The road network has remained identical throughout the period. Public transport (bus only) has remained poor and infrequent.
Until 1967, the old school – which was attached to the old schoolhouse near the war memorial – was used as a village hall. In the early 1970s, the extensions on the side of the old school were demolished, and the remainder of the original building was incorporated into the schoolhouse.
From 1967, the community took over the school building at the far end of the Orlits. By 2000, it was used by the Bowling Club, and for such as Christmas parties, BBQs ‘in hall if wet’, and other celebrations.
To celebrate the Millennium, villagers redecorated the hall, and a mural, Bolton: 1913-2000 and beyond, was made for the inside. The mural was designed and the work organised by Sue Fraser; the children involved all ‘signed’ it with their handprints – Sean (4), Rosie (7), Eve (6), Eleanor (8), Amy N (11), Tom H (13), Thomas P (5), Amy H (11) – and Val (47) and Sharon (35) assisted. Various aspects of the village were portrayed: two children c1913, and two more c2000 (complete with mobile phone and personal stereo, standing in front of the Orlits). The school (now hall), the church, the war memorial and the main tool of the village, the tractor, were all included.
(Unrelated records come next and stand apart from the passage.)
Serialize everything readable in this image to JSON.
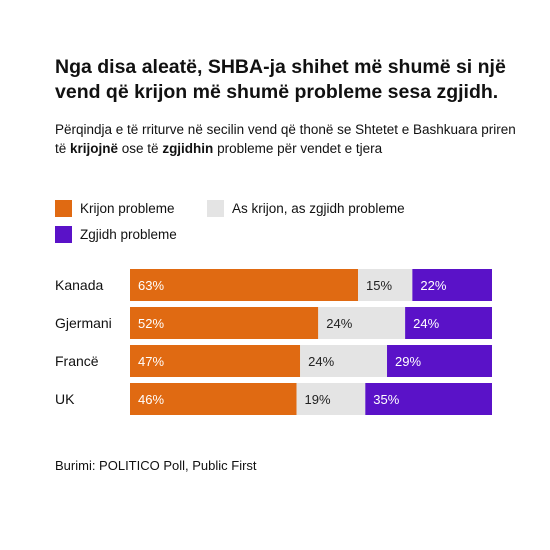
{
  "title": "Nga disa aleatë, SHBA-ja shihet më shumë si një vend që krijon më shumë probleme sesa zgjidh.",
  "subtitle": {
    "part1": "Përqindja e të rriturve në secilin vend që thonë se Shtetet e Bashkuara priren të ",
    "bold1": "krijojnë",
    "part2": " ose të ",
    "bold2": "zgjidhin",
    "part3": " probleme për vendet e tjera"
  },
  "source": "Burimi: POLITICO Poll, Public First",
  "colors": {
    "creates": "#e06a12",
    "neither": "#e4e4e4",
    "solves": "#5a12c8"
  },
  "chart_data": {
    "type": "bar",
    "orientation": "horizontal",
    "stacked": true,
    "categories": [
      "Kanada",
      "Gjermani",
      "Francë",
      "UK"
    ],
    "series": [
      {
        "name": "Krijon probleme",
        "color": "#e06a12",
        "values": [
          63,
          52,
          47,
          46
        ]
      },
      {
        "name": "As krijon, as zgjidh probleme",
        "color": "#e4e4e4",
        "values": [
          15,
          24,
          24,
          19
        ]
      },
      {
        "name": "Zgjidh probleme",
        "color": "#5a12c8",
        "values": [
          22,
          24,
          29,
          35
        ]
      }
    ],
    "value_suffix": "%",
    "legend_position": "top-left",
    "grid": false
  }
}
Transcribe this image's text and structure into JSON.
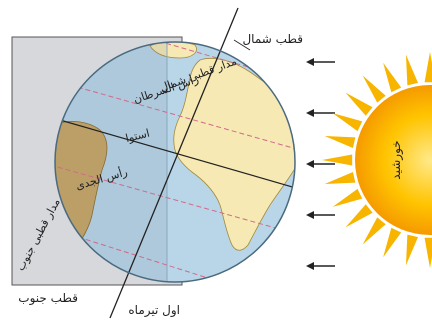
{
  "labels": {
    "north_pole": "قطب شمال",
    "south_pole": "قطب جنوب",
    "arctic_circle": "مدار قطبی شمال",
    "tropic_cancer": "رأس السرطان",
    "equator": "استوا",
    "tropic_capricorn": "رأس الجدی",
    "antarctic_circle": "مدار قطبی جنوب",
    "date_caption": "اول تیرماه",
    "sun": "خورشید"
  },
  "colors": {
    "ocean": "#b9d6e8",
    "land_day": "#f6e9b4",
    "land_night": "#c9a763",
    "night_panel": "#d7d8dc",
    "sun_core": "#f5a000",
    "sun_glow": "#ffe35a",
    "sun_rays": "#f7b500",
    "line": "#222222"
  },
  "sun_rays_count": 5
}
With a declining and ageing population, the village could no longer sustain the number of clubs it once had. The Bolton SWRI, established 1926, finally closed in 1987, when membership had dwindled to just nine.
A Ladies’ Guild and Sunday school thrived as joint ventures with Saltoun, operating month or week about respectively. The Guild came to an end in the mid 1970s, but the Sunday school continues.
A youth club, again a joint venture with Saltoun – intended for the 11-16 age group, folded in Bolton during the late 1960s, having extended its age range well into the mid 20s! The club’s equipment went to Saltoun.
Bolton’s sole surviving club in 2000 was the Bowling Club. Established pre-war, by then it was the only survivor out of about eight in the county that made up the East Lothian Scottish Carpet Bowling Association. The others were – Morham, Garvald, Longyester, Crossroads, The Boggs (Pencaitland), Haddington, and Athelstaneford. Eight players were required for league games. In 2000, Bolton had 16 members, although some came from outwith Bolton. They bowled on a carpet-covered, raised (perhaps 6″) platform some 3′ wide and 24′ long, targetting a tacket or button, on the carpet. In its heyday during the 1950s-80s, the club had 24-30 members. Bolton members were the East Lothian Carpet Bowling Champions in 1944, and the League and Knockout Cup Champions in 1983.